Chika ficou ali, imóvel, por alguns segundos, sentindo o vento gelado chicotear seu rosto. Ela olhou para o vazio diante de si, para as luzes da cidade que se estendiam como um tapete brilhante, sem fim. Lá embaixo, a vida seguia, indiferente à sua dor. Carros cruzavam avenidas, pessoas caminhavam apressadas pelas ruas iluminadas, sem sequer imaginar o que acontecia naquele telhado.
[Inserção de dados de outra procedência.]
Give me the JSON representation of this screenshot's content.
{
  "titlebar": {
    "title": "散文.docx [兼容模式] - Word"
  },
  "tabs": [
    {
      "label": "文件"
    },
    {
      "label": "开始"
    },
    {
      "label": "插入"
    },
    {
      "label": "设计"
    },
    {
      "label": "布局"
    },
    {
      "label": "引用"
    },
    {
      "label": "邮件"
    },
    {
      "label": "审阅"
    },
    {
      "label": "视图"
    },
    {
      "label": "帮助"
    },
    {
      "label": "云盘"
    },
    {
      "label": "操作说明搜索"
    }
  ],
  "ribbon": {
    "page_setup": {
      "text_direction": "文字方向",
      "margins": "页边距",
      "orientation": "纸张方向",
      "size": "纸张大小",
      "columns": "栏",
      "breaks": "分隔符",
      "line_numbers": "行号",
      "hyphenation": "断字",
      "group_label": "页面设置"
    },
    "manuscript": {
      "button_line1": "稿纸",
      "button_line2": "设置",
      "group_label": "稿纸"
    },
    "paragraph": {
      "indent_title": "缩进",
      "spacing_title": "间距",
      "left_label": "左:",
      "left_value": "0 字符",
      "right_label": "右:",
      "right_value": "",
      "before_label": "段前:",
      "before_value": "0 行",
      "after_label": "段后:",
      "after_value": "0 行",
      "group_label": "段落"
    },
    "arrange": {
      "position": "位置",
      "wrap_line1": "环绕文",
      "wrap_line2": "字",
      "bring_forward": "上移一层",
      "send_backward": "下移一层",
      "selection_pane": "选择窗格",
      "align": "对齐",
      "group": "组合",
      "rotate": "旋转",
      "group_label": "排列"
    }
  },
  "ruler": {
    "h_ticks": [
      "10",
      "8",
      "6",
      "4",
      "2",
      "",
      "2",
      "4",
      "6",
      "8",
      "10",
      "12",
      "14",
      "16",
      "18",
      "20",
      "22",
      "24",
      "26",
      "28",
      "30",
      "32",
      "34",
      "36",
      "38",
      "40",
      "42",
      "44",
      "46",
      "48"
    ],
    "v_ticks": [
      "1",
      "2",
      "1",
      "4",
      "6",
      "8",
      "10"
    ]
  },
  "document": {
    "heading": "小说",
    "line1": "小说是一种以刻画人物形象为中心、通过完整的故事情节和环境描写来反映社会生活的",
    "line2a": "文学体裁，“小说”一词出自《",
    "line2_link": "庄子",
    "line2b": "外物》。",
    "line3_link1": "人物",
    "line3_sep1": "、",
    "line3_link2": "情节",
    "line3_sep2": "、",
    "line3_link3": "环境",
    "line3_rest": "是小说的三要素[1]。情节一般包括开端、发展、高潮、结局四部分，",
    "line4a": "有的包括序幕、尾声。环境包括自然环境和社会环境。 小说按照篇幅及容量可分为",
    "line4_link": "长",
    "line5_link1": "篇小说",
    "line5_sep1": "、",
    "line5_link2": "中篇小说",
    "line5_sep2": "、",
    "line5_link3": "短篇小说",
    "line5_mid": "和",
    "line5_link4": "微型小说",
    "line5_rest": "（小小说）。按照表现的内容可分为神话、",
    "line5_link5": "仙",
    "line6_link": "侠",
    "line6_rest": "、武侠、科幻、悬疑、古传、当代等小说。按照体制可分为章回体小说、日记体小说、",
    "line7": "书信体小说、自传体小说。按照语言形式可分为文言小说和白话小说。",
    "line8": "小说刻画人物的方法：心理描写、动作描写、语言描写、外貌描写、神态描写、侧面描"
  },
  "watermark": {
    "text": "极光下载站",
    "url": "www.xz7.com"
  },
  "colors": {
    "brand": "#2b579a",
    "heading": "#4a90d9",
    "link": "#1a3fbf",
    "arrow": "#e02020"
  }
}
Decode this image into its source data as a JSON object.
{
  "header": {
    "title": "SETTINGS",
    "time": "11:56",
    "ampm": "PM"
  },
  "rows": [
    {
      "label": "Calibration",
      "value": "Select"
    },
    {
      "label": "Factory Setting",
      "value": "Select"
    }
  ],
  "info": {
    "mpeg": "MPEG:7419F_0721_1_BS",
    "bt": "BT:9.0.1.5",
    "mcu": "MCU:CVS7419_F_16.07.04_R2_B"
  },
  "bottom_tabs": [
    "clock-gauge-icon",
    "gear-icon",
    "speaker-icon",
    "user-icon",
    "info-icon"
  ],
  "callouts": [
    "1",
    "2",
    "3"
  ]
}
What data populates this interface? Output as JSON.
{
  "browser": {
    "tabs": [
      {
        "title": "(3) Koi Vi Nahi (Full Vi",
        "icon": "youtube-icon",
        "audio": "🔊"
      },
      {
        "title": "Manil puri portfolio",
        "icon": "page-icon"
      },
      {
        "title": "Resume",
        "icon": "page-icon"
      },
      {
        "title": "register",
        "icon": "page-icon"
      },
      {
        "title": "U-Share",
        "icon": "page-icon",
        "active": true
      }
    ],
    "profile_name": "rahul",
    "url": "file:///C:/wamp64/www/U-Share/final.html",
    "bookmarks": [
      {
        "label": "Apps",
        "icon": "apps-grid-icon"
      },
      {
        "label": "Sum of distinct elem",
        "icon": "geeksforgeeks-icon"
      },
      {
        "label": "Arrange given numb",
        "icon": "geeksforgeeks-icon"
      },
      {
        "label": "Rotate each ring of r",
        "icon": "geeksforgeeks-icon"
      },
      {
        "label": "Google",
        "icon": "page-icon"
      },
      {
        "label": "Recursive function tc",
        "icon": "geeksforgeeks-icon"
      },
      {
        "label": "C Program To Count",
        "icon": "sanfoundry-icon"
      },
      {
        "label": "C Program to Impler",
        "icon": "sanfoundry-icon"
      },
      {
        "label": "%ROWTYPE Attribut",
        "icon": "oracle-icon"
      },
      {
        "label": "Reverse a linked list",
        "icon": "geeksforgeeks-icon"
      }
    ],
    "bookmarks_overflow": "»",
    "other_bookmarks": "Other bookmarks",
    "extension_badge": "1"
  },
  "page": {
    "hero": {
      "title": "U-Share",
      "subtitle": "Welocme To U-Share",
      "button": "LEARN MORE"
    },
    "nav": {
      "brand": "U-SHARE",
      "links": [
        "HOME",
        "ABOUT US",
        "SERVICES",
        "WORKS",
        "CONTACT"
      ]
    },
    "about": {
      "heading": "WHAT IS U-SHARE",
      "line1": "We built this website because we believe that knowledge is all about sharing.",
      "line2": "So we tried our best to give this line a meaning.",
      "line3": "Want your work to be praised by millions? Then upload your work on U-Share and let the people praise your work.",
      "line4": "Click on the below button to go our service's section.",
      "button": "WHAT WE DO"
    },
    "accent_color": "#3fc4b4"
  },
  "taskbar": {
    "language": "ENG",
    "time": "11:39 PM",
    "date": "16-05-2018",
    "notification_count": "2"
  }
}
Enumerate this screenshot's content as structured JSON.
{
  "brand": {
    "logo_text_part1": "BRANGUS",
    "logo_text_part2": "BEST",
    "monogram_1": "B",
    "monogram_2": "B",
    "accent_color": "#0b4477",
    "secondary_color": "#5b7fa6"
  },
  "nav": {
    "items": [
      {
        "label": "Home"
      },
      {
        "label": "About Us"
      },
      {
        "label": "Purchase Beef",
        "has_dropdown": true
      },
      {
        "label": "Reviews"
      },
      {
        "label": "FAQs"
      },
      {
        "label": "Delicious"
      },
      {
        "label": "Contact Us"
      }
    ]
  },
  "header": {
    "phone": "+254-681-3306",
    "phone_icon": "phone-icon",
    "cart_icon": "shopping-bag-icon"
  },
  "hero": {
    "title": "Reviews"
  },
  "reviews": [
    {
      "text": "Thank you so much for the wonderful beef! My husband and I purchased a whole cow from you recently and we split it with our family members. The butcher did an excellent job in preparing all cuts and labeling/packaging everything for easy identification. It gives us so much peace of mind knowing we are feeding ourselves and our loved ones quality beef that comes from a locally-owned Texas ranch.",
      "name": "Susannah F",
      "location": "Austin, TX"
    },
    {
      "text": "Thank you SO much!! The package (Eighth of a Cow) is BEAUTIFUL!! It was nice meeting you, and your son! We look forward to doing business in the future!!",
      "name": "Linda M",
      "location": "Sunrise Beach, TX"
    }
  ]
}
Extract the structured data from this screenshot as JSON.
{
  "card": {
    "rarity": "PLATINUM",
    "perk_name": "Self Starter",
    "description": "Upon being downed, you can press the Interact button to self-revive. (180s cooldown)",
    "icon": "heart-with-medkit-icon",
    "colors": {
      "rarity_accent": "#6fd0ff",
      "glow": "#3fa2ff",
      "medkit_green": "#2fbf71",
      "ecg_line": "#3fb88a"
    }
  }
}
Os dedos de Chika deslizaram pela borda de concreto, frios e trêmulos. Havia algo quase irônico em tudo aquilo. No final, mesmo depois de ouvir tantas histórias, de se conectar, ainda que por breves momentos, com aquelas pessoas... nada havia mudado para ela.

- Então é assim que termina, não é? - sussurrou para si mesma, o som de sua voz sendo levado pelo vento.

Ela deu um passo à frente, sentindo os pés descalços se apoiarem na beirada do telhado. Olhou para o céu, onde as estrelas estavam quase apagadas pela poluição luminosa da cidade.

- Talvez isso seja o melhor.

Fechou os olhos, tentando encontrar coragem para dar o próximo passo. A imagem da garota de casaco amarelo passou por sua mente. Ela se viu nos olhos daquela menina, as palavras ecoando como um grito preso em sua memória: "Eu só quero parar as cicatrizes que crescem cada vez que volto para casa."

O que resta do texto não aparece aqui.